Breakfast Basics was one of the classes in our recent Feed Your Family Right series. We covered what it takes to build a healthy breakfast and try out a few recipes for delicious, nutritious, and easy to prepare ways to start the day. Here’s a sneak peek at what we discussed about oatmeal, including some ideas for fast and easy prep!
Oatmeal is a great way to start your day. Filling and warm, it can really keep you going through your morning. Studies have shown that beta-glucan, the soluble fiber in oats, can help to lower LDL cholesterol and to slow down digestion time, helping with glucose control. The insoluble fiber in the oats fills you up and reduces hunger cravings for hours after eating. Oatmeal is inexpensive and gluten free (those with celiac – make sure that your package says so), and can be the perfect blank canvas for your favorite fruits and flavorings.

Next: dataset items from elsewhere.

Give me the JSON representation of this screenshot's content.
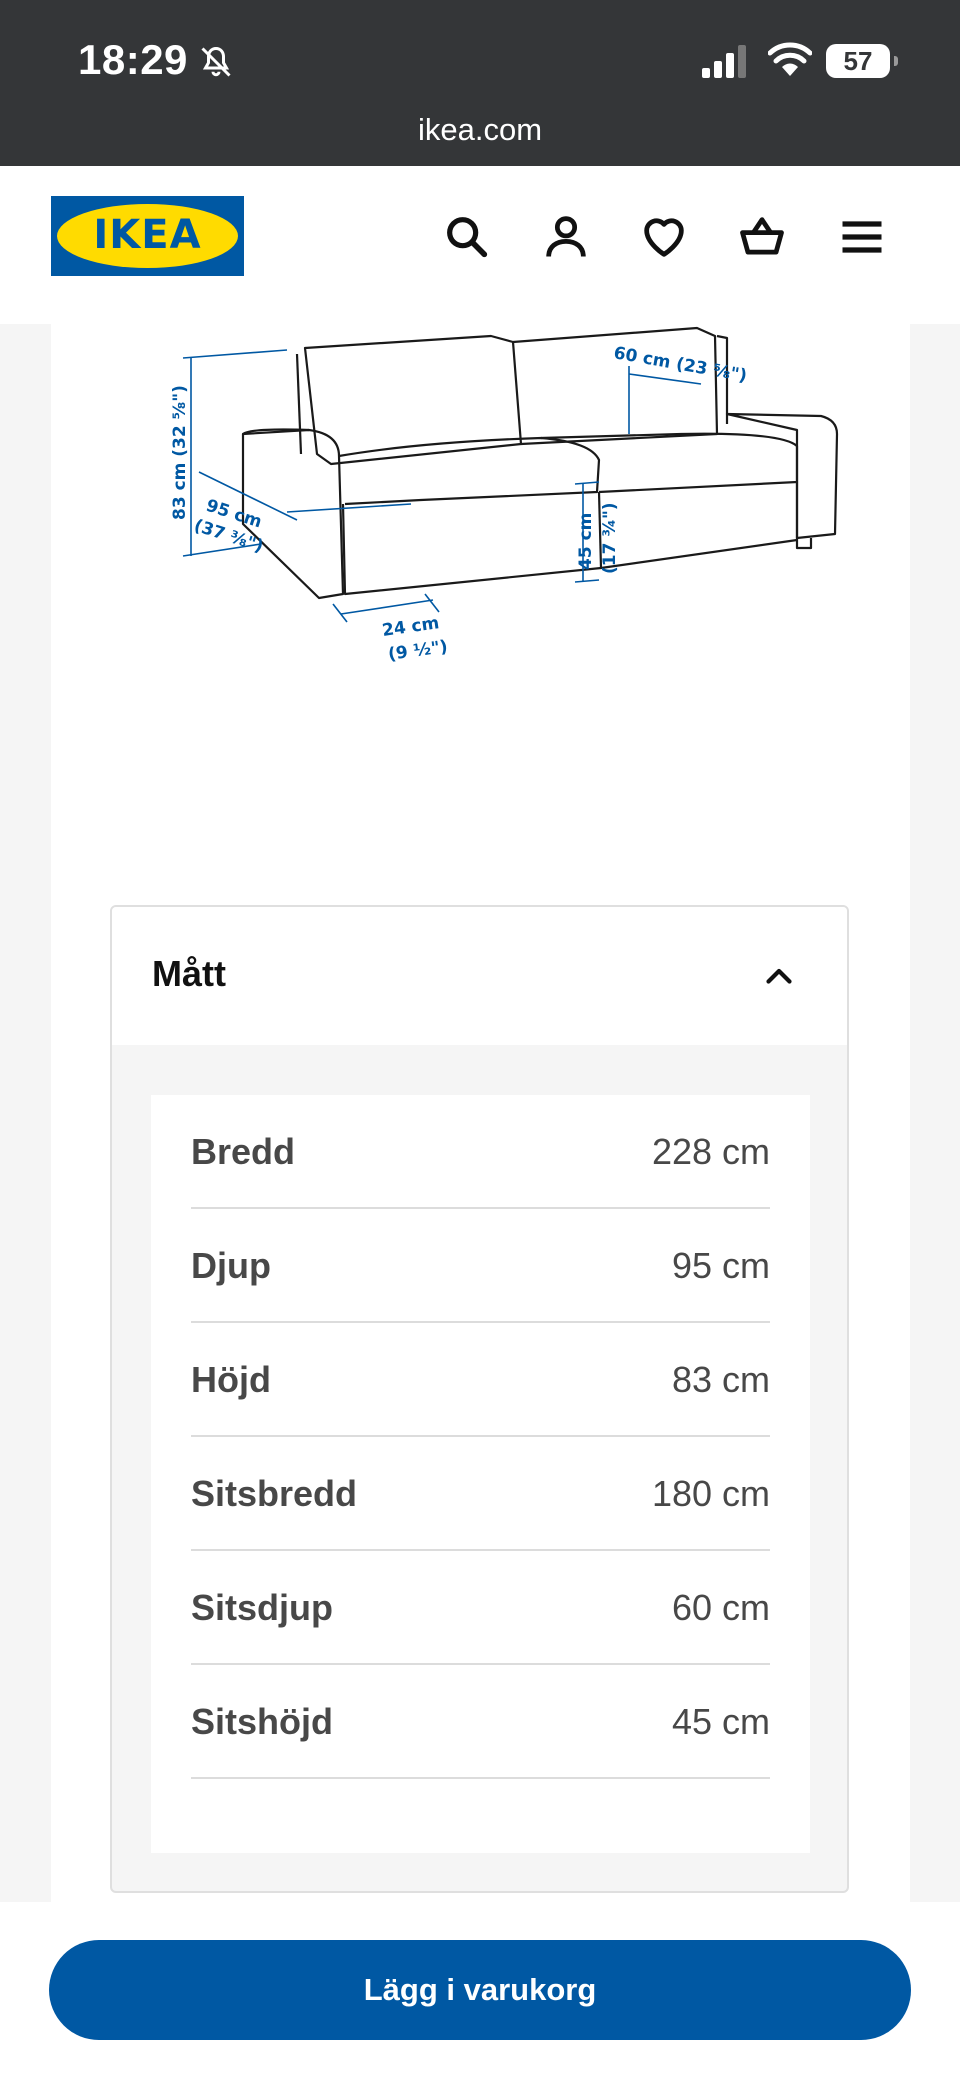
{
  "status_bar": {
    "time": "18:29",
    "battery": "57",
    "icons": [
      "bell-muted-icon",
      "cellular-signal-icon",
      "wifi-icon",
      "battery-icon"
    ]
  },
  "browser": {
    "url": "ikea.com"
  },
  "header": {
    "logo_text": "IKEA",
    "icons": [
      "search-icon",
      "account-icon",
      "heart-icon",
      "basket-icon",
      "menu-icon"
    ]
  },
  "illustration": {
    "labels": {
      "height": "83 cm (32 ⅝\")",
      "depth_cm": "95 cm",
      "depth_in": "(37 ⅜\")",
      "arm_cm": "24 cm",
      "arm_in": "(9 ½\")",
      "seat_depth": "60 cm (23 ⅝\")",
      "seat_height_cm": "45 cm",
      "seat_height_in": "(17 ¾\")"
    }
  },
  "dimensions": {
    "title": "Mått",
    "rows": [
      {
        "label": "Bredd",
        "value": "228 cm"
      },
      {
        "label": "Djup",
        "value": "95 cm"
      },
      {
        "label": "Höjd",
        "value": "83 cm"
      },
      {
        "label": "Sitsbredd",
        "value": "180 cm"
      },
      {
        "label": "Sitsdjup",
        "value": "60 cm"
      },
      {
        "label": "Sitshöjd",
        "value": "45 cm"
      }
    ]
  },
  "cta": {
    "label": "Lägg i varukorg"
  },
  "colors": {
    "brand_blue": "#0058a3",
    "brand_yellow": "#ffdb00",
    "dimension_blue": "#0058a3",
    "status_bar": "#343638"
  }
}
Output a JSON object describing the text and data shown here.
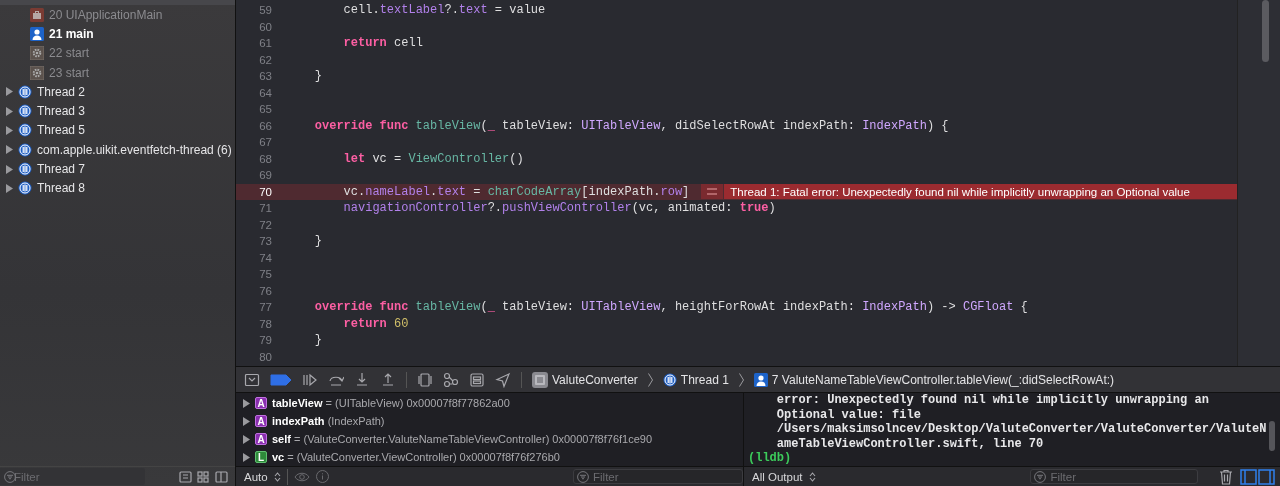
{
  "sidebar": {
    "frames": [
      {
        "label": "20 UIApplicationMain",
        "kind": "library"
      },
      {
        "label": "21 main",
        "kind": "user"
      },
      {
        "label": "22 start",
        "kind": "system"
      },
      {
        "label": "23 start",
        "kind": "system"
      }
    ],
    "threads": [
      {
        "label": "Thread 2",
        "expanded": false
      },
      {
        "label": "Thread 3",
        "expanded": false
      },
      {
        "label": "Thread 5",
        "expanded": false
      },
      {
        "label": "com.apple.uikit.eventfetch-thread (6)",
        "expanded": false
      },
      {
        "label": "Thread 7",
        "expanded": false
      },
      {
        "label": "Thread 8",
        "expanded": false
      }
    ],
    "filter": {
      "placeholder": "Filter"
    }
  },
  "editor": {
    "lines": [
      {
        "number": "59",
        "tokens": [
          {
            "text": "        cell.",
            "kind": "plain"
          },
          {
            "text": "textLabel",
            "kind": "prop"
          },
          {
            "text": "?.",
            "kind": "plain"
          },
          {
            "text": "text",
            "kind": "prop"
          },
          {
            "text": " = value",
            "kind": "plain"
          }
        ]
      },
      {
        "number": "60"
      },
      {
        "number": "61",
        "tokens": [
          {
            "text": "        return",
            "kind": "kw"
          },
          {
            "text": " cell",
            "kind": "plain"
          }
        ]
      },
      {
        "number": "62"
      },
      {
        "number": "63",
        "tokens": [
          {
            "text": "    }",
            "kind": "plain"
          }
        ]
      },
      {
        "number": "64"
      },
      {
        "number": "65"
      },
      {
        "number": "66",
        "tokens": [
          {
            "text": "    override func",
            "kind": "kw"
          },
          {
            "text": " tableView",
            "kind": "fn"
          },
          {
            "text": "(",
            "kind": "plain"
          },
          {
            "text": "_",
            "kind": "kw"
          },
          {
            "text": " tableView: ",
            "kind": "plain"
          },
          {
            "text": "UITableView",
            "kind": "type"
          },
          {
            "text": ", didSelectRowAt indexPath: ",
            "kind": "plain"
          },
          {
            "text": "IndexPath",
            "kind": "type"
          },
          {
            "text": ") {",
            "kind": "plain"
          }
        ]
      },
      {
        "number": "67"
      },
      {
        "number": "68",
        "tokens": [
          {
            "text": "        let",
            "kind": "kw"
          },
          {
            "text": " vc = ",
            "kind": "plain"
          },
          {
            "text": "ViewController",
            "kind": "fn"
          },
          {
            "text": "()",
            "kind": "plain"
          }
        ]
      },
      {
        "number": "69"
      },
      {
        "number": "70",
        "tokens": [
          {
            "text": "        vc.",
            "kind": "plain"
          },
          {
            "text": "nameLabel",
            "kind": "prop"
          },
          {
            "text": ".",
            "kind": "plain"
          },
          {
            "text": "text",
            "kind": "prop"
          },
          {
            "text": " = ",
            "kind": "plain"
          },
          {
            "text": "charCodeArray",
            "kind": "fn"
          },
          {
            "text": "[indexPath.",
            "kind": "plain"
          },
          {
            "text": "row",
            "kind": "prop"
          },
          {
            "text": "]",
            "kind": "plain"
          }
        ],
        "error": "Thread 1: Fatal error: Unexpectedly found nil while implicitly unwrapping an Optional value"
      },
      {
        "number": "71",
        "tokens": [
          {
            "text": "        navigationController",
            "kind": "prop"
          },
          {
            "text": "?.",
            "kind": "plain"
          },
          {
            "text": "pushViewController",
            "kind": "prop"
          },
          {
            "text": "(vc, animated: ",
            "kind": "plain"
          },
          {
            "text": "true",
            "kind": "kw"
          },
          {
            "text": ")",
            "kind": "plain"
          }
        ]
      },
      {
        "number": "72"
      },
      {
        "number": "73",
        "tokens": [
          {
            "text": "    }",
            "kind": "plain"
          }
        ]
      },
      {
        "number": "74"
      },
      {
        "number": "75"
      },
      {
        "number": "76"
      },
      {
        "number": "77",
        "tokens": [
          {
            "text": "    override func",
            "kind": "kw"
          },
          {
            "text": " tableView",
            "kind": "fn"
          },
          {
            "text": "(",
            "kind": "plain"
          },
          {
            "text": "_",
            "kind": "kw"
          },
          {
            "text": " tableView: ",
            "kind": "plain"
          },
          {
            "text": "UITableView",
            "kind": "type"
          },
          {
            "text": ", heightForRowAt indexPath: ",
            "kind": "plain"
          },
          {
            "text": "IndexPath",
            "kind": "type"
          },
          {
            "text": ") -> ",
            "kind": "plain"
          },
          {
            "text": "CGFloat",
            "kind": "type"
          },
          {
            "text": " {",
            "kind": "plain"
          }
        ]
      },
      {
        "number": "78",
        "tokens": [
          {
            "text": "        return",
            "kind": "kw"
          },
          {
            "text": " 60",
            "kind": "num"
          }
        ]
      },
      {
        "number": "79",
        "tokens": [
          {
            "text": "    }",
            "kind": "plain"
          }
        ]
      },
      {
        "number": "80"
      }
    ]
  },
  "debug_bar": {
    "breakpoints_active": true,
    "breadcrumb": [
      {
        "label": "ValuteConverter",
        "kind": "app"
      },
      {
        "label": "Thread 1",
        "kind": "thread"
      },
      {
        "label": "7 ValuteNameTableViewController.tableView(_:didSelectRowAt:)",
        "kind": "frame"
      }
    ]
  },
  "variables": {
    "items": [
      {
        "badge": "A",
        "kind": "argument",
        "name": "tableView",
        "detail": "= (UITableView) 0x00007f8f77862a00"
      },
      {
        "badge": "A",
        "kind": "argument",
        "name": "indexPath",
        "detail": "(IndexPath)"
      },
      {
        "badge": "A",
        "kind": "argument",
        "name": "self",
        "detail": "= (ValuteConverter.ValuteNameTableViewController) 0x00007f8f76f1ce90"
      },
      {
        "badge": "L",
        "kind": "local",
        "name": "vc",
        "detail": "= (ValuteConverter.ViewController) 0x00007f8f76f276b0"
      }
    ],
    "scope": "Auto",
    "filter": {
      "placeholder": "Filter"
    }
  },
  "console": {
    "lines": [
      {
        "text": "    error: Unexpectedly found nil while implicitly unwrapping an",
        "kind": "output"
      },
      {
        "text": "    Optional value: file",
        "kind": "output"
      },
      {
        "text": "    /Users/maksimsolncev/Desktop/ValuteConverter/ValuteConverter/ValuteN",
        "kind": "output"
      },
      {
        "text": "    ameTableViewController.swift, line 70",
        "kind": "output"
      },
      {
        "text": "(lldb)",
        "kind": "prompt"
      }
    ],
    "output_mode": "All Output",
    "filter": {
      "placeholder": "Filter"
    }
  }
}
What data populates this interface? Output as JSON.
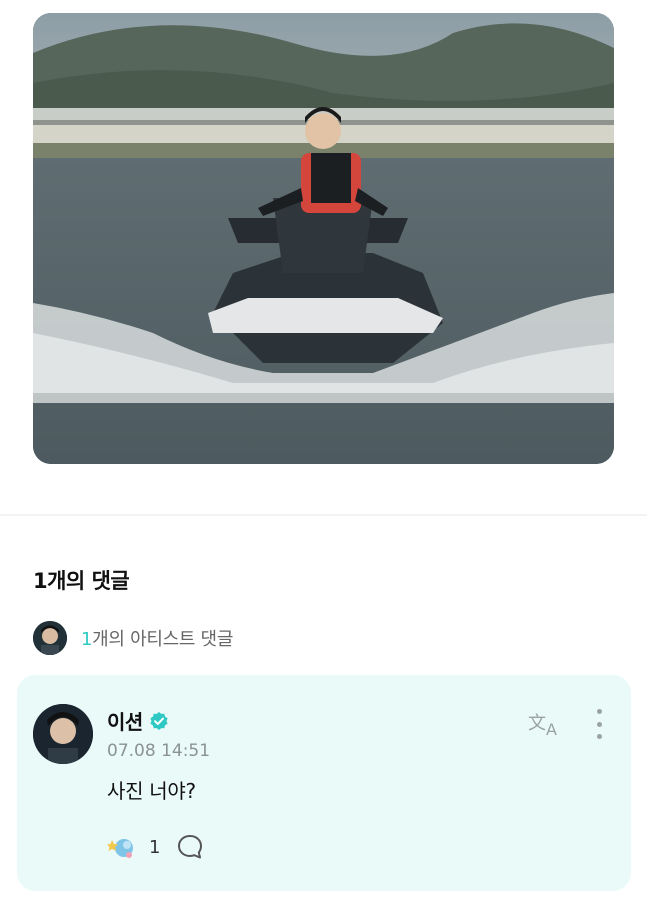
{
  "post": {
    "image_alt": ""
  },
  "comments": {
    "title": "1개의 댓글",
    "artist_summary": {
      "count": "1",
      "label": "개의 아티스트 댓글"
    },
    "items": [
      {
        "author": "이션",
        "timestamp": "07.08 14:51",
        "text": "사진 너야?",
        "like_count": "1",
        "verified": true
      }
    ]
  },
  "colors": {
    "accent": "#2ec9c4",
    "card_background": "#eafaf8",
    "verified_badge": "#2ec9c4"
  },
  "icons": {
    "translate": "translate-icon",
    "more": "more-vertical-icon",
    "reaction": "reaction-icon",
    "reply": "reply-bubble-icon",
    "verified": "verified-badge-icon"
  }
}
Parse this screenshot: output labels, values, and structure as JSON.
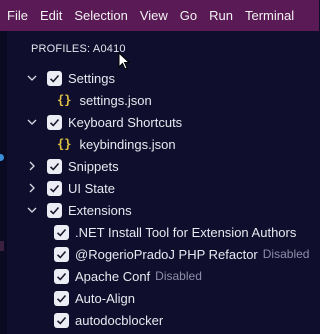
{
  "menu": [
    "File",
    "Edit",
    "Selection",
    "View",
    "Go",
    "Run",
    "Terminal"
  ],
  "profiles_title": "PROFILES: A0410",
  "tree": {
    "settings": {
      "label": "Settings",
      "child": "settings.json"
    },
    "keyboard": {
      "label": "Keyboard Shortcuts",
      "child": "keybindings.json"
    },
    "snippets": {
      "label": "Snippets"
    },
    "ui_state": {
      "label": "UI State"
    },
    "extensions": {
      "label": "Extensions",
      "items": [
        {
          "label": ".NET Install Tool for Extension Authors",
          "status": ""
        },
        {
          "label": "@RogerioPradoJ PHP Refactor",
          "status": "Disabled"
        },
        {
          "label": "Apache Conf",
          "status": "Disabled"
        },
        {
          "label": "Auto-Align",
          "status": ""
        },
        {
          "label": "autodocblocker",
          "status": ""
        }
      ]
    }
  },
  "colors": {
    "menubar": "#5a1a55",
    "background": "#0f0e2d",
    "json_icon": "#e2c244"
  }
}
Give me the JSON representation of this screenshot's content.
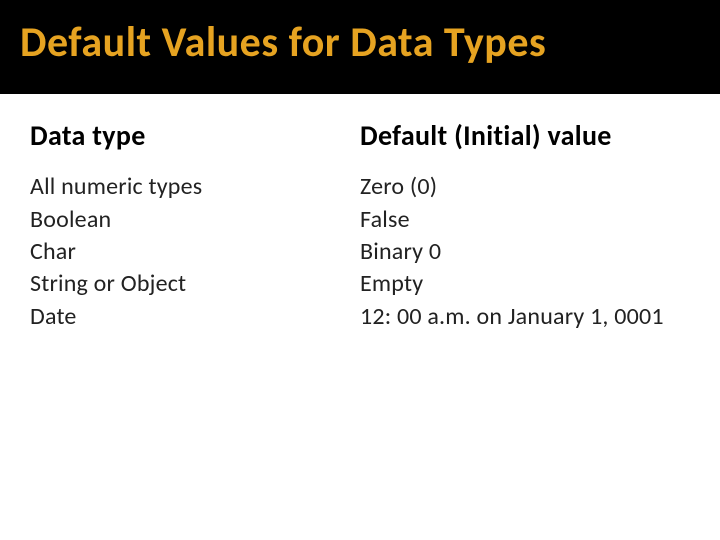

Do you love homemade oatmeal but lack the time in the morning to make it fresh every day? Don’t reach for a packet of the sugary stuff, try our two hints for advance preparation and enjoy a warming bowl in as little as two minutes.
- If you have a favorite oatmeal recipe or brand already, make a large batch and freeze in individual containers. Take one out of the freezer and place into the fridge before you go to bed, and then zap it in the microwave in the morning for about 90 seconds at high power. Stir to make sure that the oatmeal is fully heated and then top as desired.
- Don’t want to even wash a pot? Try overnight soaked oatmeal instead. Place equal amounts by volume of old-fashioned oats and your liquid of choice (water, milk, or a milk replacer such as almond or coconut milk) into a container with a lid, stir to combine, cover and refrigerate overnight. In the morning, scoop out your serving into a bowl, heat for 60 to 90 seconds, and serve with your choice of toppings.
Ingredients for today’s batch of overnight oatmeal – equal volumes of old fashioned rolled oats and almond milk.
Want some ideas for topping your oatmeal? Think fruit, nuts, and seeds and try to stay away from a lot of sugary sweet toppings. Chopped fresh fruit or a spoonful of sugar free or low sugar fruit preserves add sweetness, as would a teaspoon of honey or maple syrup. Go easy when using dried fruits as their sugars are pretty concentrated. Toasted chopped nuts, pumpkin or sunflower seeds, and nutty flax seeds or hemp hearts all make great additions and up the ante with heart healthy unsaturated fats, omega 3’s and protein. Try swirling in a bit of plain or vanilla low-fat yogurt for a creamier alternative, or even your favorite nut butter. Turn your soaked oats into muesli by adding some apple juice to the soaking liquid and then stirring in plain yogurt and chopped apples before serving.